Die Entwicklerkonferenz Google I/O ist vorüber und hat zahlreiche Ankündigungen und neue Produkte gebracht, die in den nächsten Monaten und Jahren im Google-Universum eine wichtige Rolle spielen werden. Einmal mehr gab es eine prominente Nicht-Ankündigung, die mit keinem Wort erwähnt wurde und auch keinen Platz zu haben scheint: Das neue Betriebssystem Fuchsia fiel komplett unter den Tisch.

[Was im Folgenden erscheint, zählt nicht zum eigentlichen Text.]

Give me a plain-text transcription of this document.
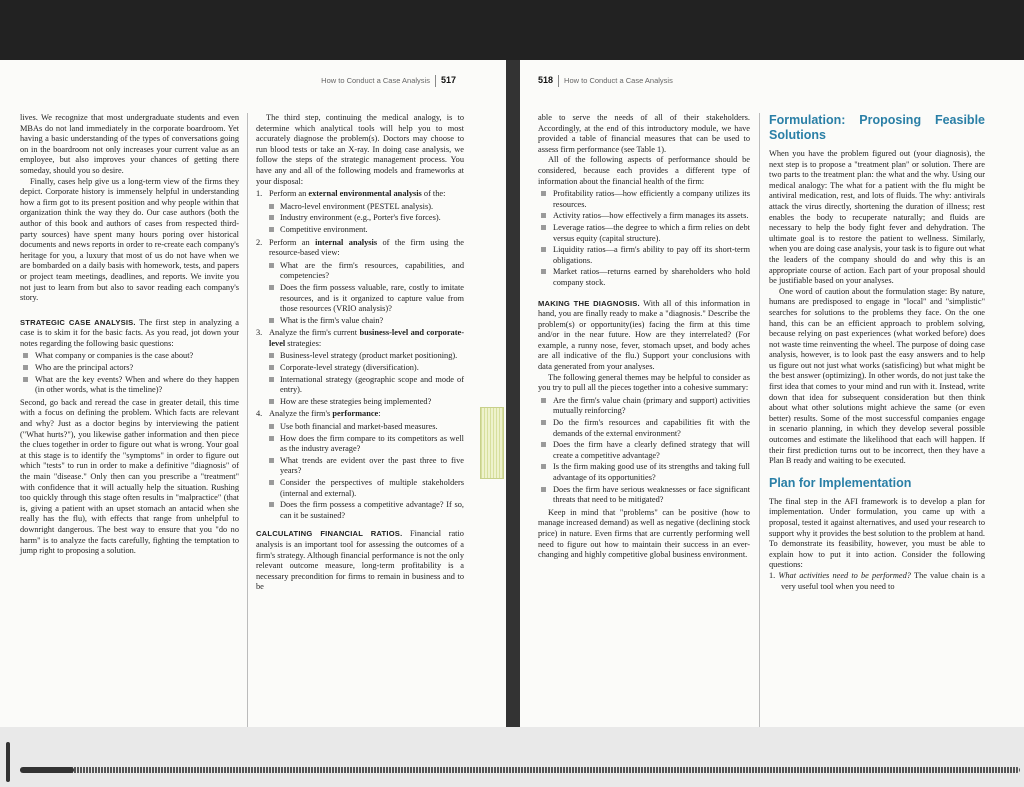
How to Conduct a Case Analysis 517

lives. We recognize that most undergraduate students and even MBAs do not land immediately in the corporate boardroom. Yet having a basic understanding of the types of conversations going on in the boardroom not only increases your current value as an employee, but also improves your chances of getting there someday, should you so desire.

Finally, cases help give us a long-term view of the firms they depict. Corporate history is immensely helpful in understanding how a firm got to its present position and why people within that organization think the way they do. Our case authors (both the author of this book and authors of cases from respected third-party sources) have spent many hours poring over historical documents and news reports in order to re-create each company's heritage for you, a luxury that most of us do not have when we are bombarded on a daily basis with homework, tests, and papers or project team meetings, deadlines, and reports. We invite you not just to learn from but also to savor reading each company's story.

STRATEGIC CASE ANALYSIS. The first step in analyzing a case is to skim it for the basic facts. As you read, jot down your notes regarding the following basic questions:

What company or companies is the case about?
Who are the principal actors?
What are the key events? When and where do they happen (in other words, what is the timeline)?

Second, go back and reread the case in greater detail, this time with a focus on defining the problem. Which facts are relevant and why? Just as a doctor begins by interviewing the patient ("What hurts?"), you likewise gather information and then piece the clues together in order to figure out what is wrong. Your goal at this stage is to identify the "symptoms" in order to figure out which "tests" to run in order to make a definitive "diagnosis" of the main "disease." Only then can you prescribe a "treatment" with confidence that it will actually help the situation. Rushing too quickly through this stage often results in "malpractice" (that is, giving a patient with an upset stomach an antacid when she really has the flu), with effects that range from unhelpful to downright dangerous. The best way to ensure that you "do no harm" is to analyze the facts carefully, fighting the temptation to jump right to proposing a solution.

The third step, continuing the medical analogy, is to determine which analytical tools will help you to most accurately diagnose the problem(s). Doctors may choose to run blood tests or take an X-ray. In doing case analysis, we follow the steps of the strategic management process. You have any and all of the following models and frameworks at your disposal:

1. Perform an external environmental analysis of the:
Macro-level environment (PESTEL analysis).
Industry environment (e.g., Porter's five forces).
Competitive environment.
2. Perform an internal analysis of the firm using the resource-based view:
What are the firm's resources, capabilities, and competencies?
Does the firm possess valuable, rare, costly to imitate resources, and is it organized to capture value from those resources (VRIO analysis)?
What is the firm's value chain?
3. Analyze the firm's current business-level and corporate-level strategies:
Business-level strategy (product market positioning).
Corporate-level strategy (diversification).
International strategy (geographic scope and mode of entry).
How are these strategies being implemented?
4. Analyze the firm's performance:
Use both financial and market-based measures.
How does the firm compare to its competitors as well as the industry average?
What trends are evident over the past three to five years?
Consider the perspectives of multiple stakeholders (internal and external).
Does the firm possess a competitive advantage? If so, can it be sustained?

CALCULATING FINANCIAL RATIOS. Financial ratio analysis is an important tool for assessing the outcomes of a firm's strategy. Although financial performance is not the only relevant outcome measure, long-term profitability is a necessary precondition for firms to remain in business and to be

518 How to Conduct a Case Analysis

able to serve the needs of all of their stakeholders. Accordingly, at the end of this introductory module, we have provided a table of financial measures that can be used to assess firm performance (see Table 1).

All of the following aspects of performance should be considered, because each provides a different type of information about the financial health of the firm:

Profitability ratios—how efficiently a company utilizes its resources.
Activity ratios—how effectively a firm manages its assets.
Leverage ratios—the degree to which a firm relies on debt versus equity (capital structure).
Liquidity ratios—a firm's ability to pay off its short-term obligations.
Market ratios—returns earned by shareholders who hold company stock.

MAKING THE DIAGNOSIS. With all of this information in hand, you are finally ready to make a "diagnosis." Describe the problem(s) or opportunity(ies) facing the firm at this time and/or in the near future. How are they interrelated? (For example, a runny nose, fever, stomach upset, and body aches are all indicative of the flu.) Support your conclusions with data generated from your analyses.

The following general themes may be helpful to consider as you try to pull all the pieces together into a cohesive summary:

Are the firm's value chain (primary and support) activities mutually reinforcing?
Do the firm's resources and capabilities fit with the demands of the external environment?
Does the firm have a clearly defined strategy that will create a competitive advantage?
Is the firm making good use of its strengths and taking full advantage of its opportunities?
Does the firm have serious weaknesses or face significant threats that need to be mitigated?

Keep in mind that "problems" can be positive (how to manage increased demand) as well as negative (declining stock price) in nature. Even firms that are currently performing well need to figure out how to maintain their success in an ever-changing and highly competitive global business environment.

Formulation: Proposing Feasible Solutions

When you have the problem figured out (your diagnosis), the next step is to propose a "treatment plan" or solution. There are two parts to the treatment plan: the what and the why. Using our medical analogy: The what for a patient with the flu might be antiviral medication, rest, and lots of fluids. The why: antivirals attack the virus directly, shortening the duration of illness; rest enables the body to recuperate naturally; and fluids are necessary to help the body fight fever and dehydration. The ultimate goal is to restore the patient to wellness. Similarly, when you are doing case analysis, your task is to figure out what the leaders of the company should do and why this is an appropriate course of action. Each part of your proposal should be justifiable based on your analyses.

One word of caution about the formulation stage: By nature, humans are predisposed to engage in "local" and "simplistic" searches for solutions to the problems they face. On the one hand, this can be an efficient approach to problem solving, because relying on past experiences (what worked before) does not waste time reinventing the wheel. The purpose of doing case analysis, however, is to look past the easy answers and to help us figure out not just what works (satisficing) but what might be the best answer (optimizing). In other words, do not just take the first idea that comes to your mind and run with it. Instead, write down that idea for subsequent consideration but then think about what other solutions might achieve the same (or even better) results. Some of the most successful companies engage in scenario planning, in which they develop several possible outcomes and estimate the likelihood that each will happen. If their first prediction turns out to be incorrect, then they have a Plan B ready and waiting to be executed.

Plan for Implementation

The final step in the AFI framework is to develop a plan for implementation. Under formulation, you came up with a proposal, tested it against alternatives, and used your research to support why it provides the best solution to the problem at hand. To demonstrate its feasibility, however, you must be able to explain how to put it into action. Consider the following questions:

1. What activities need to be performed? The value chain is a very useful tool when you need to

Ich hatte es wenige Tage vor der I/O schon hier im Blog prognostiziert und diesmal war die Chance, dass ich Recht behalten sollte, doch sehr hoch: Google hat Fuchsia nicht angekündigt. Die Entwicklerkonferenz ist wohl der einzige sinnvolle Termin im Google-Jahr, bei der man über das neue Betriebssystem reden könnte. Wenn schon nicht auf der großen Bühne, dann wenigstens bei den zahlreichen Entwickler-Sessions. Aber nichts, Fuchsia wurde erneut totgeschwiegen.
Statt das Betriebssystem zu erwähnen, das derzeit nur auf einem einzigen Smart Display-Modell verwendet wird, hat man die Zukunft von Smart Displays recht deutlich mit Android in Verbindung gebracht. Android, Google Assistant und die darauf laufenden Dienste, sonst nichts. Für ein Fuchsia ist kein Platz. Weder auf Smart Displays, noch auf Smartwatches, nicht auf den kommenden AR-Brillen und schon gar nicht auf Smartphones oder gar Chromebooks.
Man könnte vermuten, dass ein Unternehmen wie Google für wichtige Kernbereiche einen Plan B und Plan C in der Schublade hat, der entsprechend vorbereitet und gepflegt werden will. Fuchsia könnte ein solcher Plan B sein, den man erst bei Misserfolg oder einer unvorhersehbaren Entwicklung ziehen muss. Und durch die universelle Einsetzbarkeit könnte Fuchsia sogar der Plan B für sehr viele Plattformen und Geräte sein.
Eine solche Reservisten-Rolle wäre das einzige, was nach einer solch langen Entwicklung und dem Umgang mit dem Produkt logisch erscheint. Der Plan B, der gleichzeitig als Spielwiese und interne Tech-Demo genutzt wird. Doch weil es auf den allermeisten Google-Plattformen blenden gut läuft und vor allem Android nicht den Eindruck macht, dass es in Kürze gegen die Wand gefahren wird, könnte man diesen Joker niemals ziehen. Vielleicht ist das in fünf Jahren anders, aber vielleicht ist das Fuchsia-Konzept bis dahin auch schon wieder überholt.
Man muss Google zugutehalten, dass man niemals über Fuchsia gesprochen hat, genauso wie man es auch über viele weitere interne Projekte nicht tut, die niemals das Tageslicht erblicken. Doch die offene Entwicklung hat es in die Medien gebracht, die daraus vielleicht eine größere Sache gemacht haben, als es eigentlich ist – da schließe ich mich auch selbst nicht aus. Es hätte auch kurz vorm Release stehen können und dann noch kurz vor knapp zurückgezogen worden sein. Weil Google weder das eine noch das andere sagen wird, werden wir es wohl nie erfahren.
Aus meiner Sicht, war die Google I/O in dieser Woche, auch wenn das Produkt niemals erwähnt wurde, ein ganz klarer Sargnagel für das Produkt. Nicht für die Technologie dahinter, aber für das potenzielle Endnutzerprodukt. RIP Fuchsia?